TAMPA, Fla. & MINNEAPOLIS, Oct 06, 2011 (BUSINESS WIRE) -- Biovest International, Inc. (otcqb:BVTI), a majority-owned subsidiary of Accentia Biopharmaceuticals, Inc. (otcqb:ABPI), today announced that it has started the process to conduct clinical pre-filing discussions with various regulatory agencies including Health Canada, the U.S. Food & Drug Administration (FDA) and the European Medicines Agency (EMA). The first agency meeting is confirmed and on the calendar with other meetings expected to follow. The meetings will focus on the Company's plans to seek regulatory approval for BiovaxID(R), Biovest's personalized cancer vaccine initially targeting follicular lymphoma, and will help determine the next steps and requirements in the process. The Company expects to discuss various regulatory approaches to facilitate the submission of marketing applications at the earliest possible date.
Anticipated Regulatory Milestones:
-- Request Pre-filing Meetings with Health Canada, FDA and EMA (4Q 2011) -- First regulatory meeting request has been submitted and is scheduled to occur prior to year-end.

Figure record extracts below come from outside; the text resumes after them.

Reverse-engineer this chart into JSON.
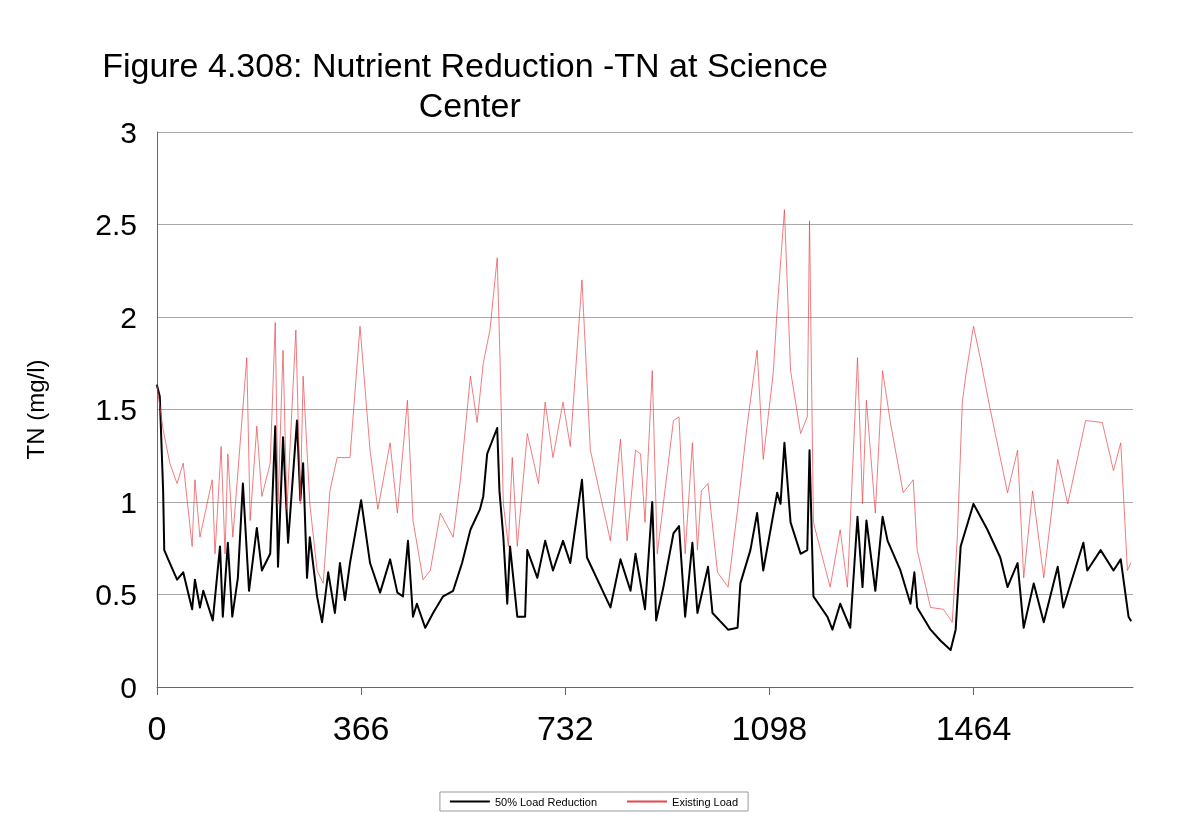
{
  "chart_data": {
    "type": "line",
    "title": "Figure 4.308: Nutrient Reduction -TN at Science Center",
    "ylabel": "TN (mg/l)",
    "xlim": [
      0,
      1750
    ],
    "xticks": [
      0,
      366,
      732,
      1098,
      1464
    ],
    "ylim": [
      0,
      3
    ],
    "yticks": [
      0,
      0.5,
      1,
      1.5,
      2,
      2.5,
      3
    ],
    "grid": "y",
    "legend": "bottom",
    "marker": "none",
    "line_style": "solid",
    "series": [
      {
        "name": "50% Load Reduction",
        "color": "#000000",
        "x": [
          0,
          5,
          11,
          13,
          23,
          36,
          47,
          63,
          68,
          77,
          83,
          100,
          113,
          118,
          127,
          135,
          145,
          154,
          165,
          179,
          188,
          203,
          212,
          217,
          226,
          235,
          251,
          257,
          262,
          269,
          274,
          287,
          296,
          307,
          319,
          328,
          337,
          346,
          366,
          382,
          400,
          418,
          431,
          441,
          450,
          459,
          466,
          481,
          495,
          513,
          531,
          547,
          562,
          579,
          585,
          592,
          610,
          614,
          621,
          628,
          633,
          646,
          660,
          664,
          682,
          696,
          710,
          728,
          741,
          762,
          771,
          813,
          831,
          849,
          858,
          875,
          888,
          895,
          908,
          926,
          936,
          947,
          960,
          969,
          988,
          996,
          1024,
          1041,
          1046,
          1064,
          1076,
          1087,
          1112,
          1118,
          1125,
          1136,
          1154,
          1166,
          1170,
          1177,
          1202,
          1211,
          1225,
          1243,
          1256,
          1265,
          1272,
          1288,
          1301,
          1310,
          1333,
          1351,
          1358,
          1363,
          1387,
          1405,
          1423,
          1432,
          1441,
          1450,
          1464,
          1489,
          1512,
          1525,
          1543,
          1554,
          1572,
          1590,
          1615,
          1625,
          1661,
          1668,
          1692,
          1715,
          1728,
          1742,
          1746
        ],
        "values": [
          1.63,
          1.57,
          1.06,
          0.74,
          0.67,
          0.58,
          0.62,
          0.42,
          0.58,
          0.43,
          0.52,
          0.36,
          0.76,
          0.38,
          0.78,
          0.38,
          0.59,
          1.1,
          0.52,
          0.86,
          0.63,
          0.72,
          1.41,
          0.65,
          1.35,
          0.78,
          1.44,
          1.01,
          1.21,
          0.59,
          0.81,
          0.49,
          0.35,
          0.62,
          0.4,
          0.67,
          0.47,
          0.67,
          1.01,
          0.67,
          0.51,
          0.69,
          0.51,
          0.49,
          0.79,
          0.38,
          0.45,
          0.32,
          0.4,
          0.49,
          0.52,
          0.67,
          0.85,
          0.96,
          1.03,
          1.26,
          1.4,
          1.06,
          0.81,
          0.45,
          0.76,
          0.38,
          0.38,
          0.74,
          0.59,
          0.79,
          0.63,
          0.79,
          0.67,
          1.12,
          0.7,
          0.43,
          0.69,
          0.52,
          0.72,
          0.42,
          1.0,
          0.36,
          0.54,
          0.83,
          0.87,
          0.38,
          0.78,
          0.4,
          0.65,
          0.4,
          0.31,
          0.32,
          0.56,
          0.74,
          0.94,
          0.63,
          1.05,
          0.99,
          1.32,
          0.89,
          0.72,
          0.74,
          1.28,
          0.49,
          0.38,
          0.31,
          0.45,
          0.32,
          0.92,
          0.54,
          0.9,
          0.52,
          0.92,
          0.79,
          0.63,
          0.45,
          0.62,
          0.43,
          0.31,
          0.25,
          0.2,
          0.31,
          0.76,
          0.85,
          0.99,
          0.85,
          0.7,
          0.54,
          0.67,
          0.32,
          0.56,
          0.35,
          0.65,
          0.43,
          0.78,
          0.63,
          0.74,
          0.63,
          0.69,
          0.38,
          0.36
        ]
      },
      {
        "name": "Existing Load",
        "color": "#e8454a",
        "x": [
          0,
          11,
          23,
          36,
          47,
          63,
          68,
          77,
          99,
          104,
          115,
          122,
          127,
          136,
          161,
          167,
          179,
          188,
          203,
          212,
          217,
          226,
          233,
          249,
          257,
          262,
          274,
          287,
          298,
          310,
          323,
          346,
          364,
          382,
          396,
          418,
          431,
          449,
          459,
          477,
          490,
          508,
          531,
          544,
          562,
          574,
          585,
          597,
          610,
          615,
          621,
          630,
          637,
          646,
          664,
          684,
          696,
          710,
          728,
          741,
          762,
          777,
          813,
          831,
          843,
          858,
          867,
          875,
          888,
          897,
          926,
          936,
          947,
          960,
          969,
          976,
          988,
          1005,
          1024,
          1041,
          1058,
          1076,
          1087,
          1105,
          1112,
          1125,
          1136,
          1154,
          1166,
          1170,
          1177,
          1207,
          1225,
          1238,
          1256,
          1265,
          1272,
          1288,
          1301,
          1315,
          1338,
          1356,
          1363,
          1387,
          1410,
          1426,
          1435,
          1444,
          1450,
          1464,
          1476,
          1494,
          1512,
          1525,
          1543,
          1554,
          1570,
          1590,
          1615,
          1633,
          1665,
          1695,
          1715,
          1728,
          1740,
          1746
        ],
        "values": [
          1.63,
          1.39,
          1.21,
          1.1,
          1.21,
          0.76,
          1.12,
          0.81,
          1.12,
          0.72,
          1.3,
          0.72,
          1.26,
          0.81,
          1.78,
          0.9,
          1.41,
          1.03,
          1.21,
          1.97,
          0.99,
          1.82,
          0.96,
          1.93,
          0.99,
          1.68,
          0.99,
          0.63,
          0.56,
          1.06,
          1.24,
          1.24,
          1.95,
          1.28,
          0.96,
          1.32,
          0.94,
          1.55,
          0.9,
          0.58,
          0.63,
          0.94,
          0.81,
          1.12,
          1.68,
          1.43,
          1.75,
          1.93,
          2.32,
          1.78,
          0.99,
          0.76,
          1.24,
          0.76,
          1.37,
          1.1,
          1.54,
          1.24,
          1.54,
          1.3,
          2.2,
          1.28,
          0.79,
          1.34,
          0.79,
          1.28,
          1.26,
          0.89,
          1.71,
          0.72,
          1.44,
          1.46,
          0.72,
          1.32,
          0.74,
          1.06,
          1.1,
          0.62,
          0.54,
          0.96,
          1.41,
          1.82,
          1.23,
          1.7,
          2.04,
          2.58,
          1.71,
          1.37,
          1.46,
          2.52,
          0.89,
          0.54,
          0.85,
          0.54,
          1.78,
          0.99,
          1.55,
          0.94,
          1.71,
          1.43,
          1.05,
          1.12,
          0.74,
          0.43,
          0.42,
          0.35,
          0.81,
          1.54,
          1.68,
          1.95,
          1.78,
          1.5,
          1.24,
          1.05,
          1.28,
          0.59,
          1.06,
          0.59,
          1.23,
          0.99,
          1.44,
          1.43,
          1.17,
          1.32,
          0.63,
          0.67
        ]
      }
    ]
  }
}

-- The regulatory meetings will be based on formal briefing packets submitted pre-meeting, setting forth the comprehensive body of clinical data available from the Company's controlled, randomized Phase III study for the treatment of follicular lymphoma; the Phase II study for the treatment of follicular lymphoma; and the Phase II study for the treatment of mantle cell lymphoma.
-- Conduct Pre-filing Clinical Meetings with Health Canada, FDA and EMA (Q4 2011 & 1H 2012) -- These clinical meetings represent each agency's first full regulatory review of the body of BiovaxID clinical data from the three clinical trials which collectively were conducted over approximately fifteen years. It is anticipated that the meetings will: cover the clinical data review; discuss the Company's desire to seek regulatory approvals based on the available data; and secure each agency's respective feedback and guidance regarding the potential next steps or requirements to filing applications seeking approval.
To further discuss this strategy, Biovest is scheduled to present this morning at the MD Becker Partners Cancer Immunotherapy Conference at the New York Academy of Medicine at 9:00 a.m. EDT, and the presentation will be webcast with the live and archived versions of the broadcast available at the Media Center on Biovest's corporate website at http://www.Biovest.com .
Biovest's President, Mr. Samuel S. Duffey, stated, "As a highly-personalized active immunotherapeutic, BiovaxID does not induce immunosuppression, and spares patients from the serious potential side effects related to extended immunosuppression or radiation exposure. BiovaxID represents a potentially novel option for consolidation therapy that in our Phase 3 clinical trial was demonstrated to be safe and effective in treated patients. Utilizing a protein present only on cancerous B-cells, the effectiveness of BiovaxID is unlikely to be compromised when tumor cells become resistant to, or escape from, existing therapies. Because of its mode of action, safety, efficacy and targeted nature, BiovaxID may indeed be a nearly ideal consolidation agent for follicular lymphoma. We anticipate that these upcoming pre-filing clinical meetings will prelude additional manufacturing (CMC) meetings with the respective agencies. We look forward to each agency's collective feedback, as their input and guidance will be critical to our regulatory strategy."
About Biovest International, Inc.
Biovest International, Inc. is an emerging leader in the field of active personalized immunotherapies. In collaboration with the National Cancer Institute, Biovest has developed a patient-specific, cancer vaccine, BiovaxID(R), with three clinical trials completed, including a Phase III study, demonstrating evidence of safety and efficacy for the treatment of indolent follicular non-Hodgkin's lymphoma.
Headquartered in Tampa, Florida with its bio-manufacturing facility based in Minneapolis, Minnesota, Biovest is publicly-traded on the OTCQB(TM) Market with the stock-ticker symbol "BVTI," and is a majority-owned subsidiary of Accentia Biopharmaceuticals, Inc. (otcqb:"ABPI").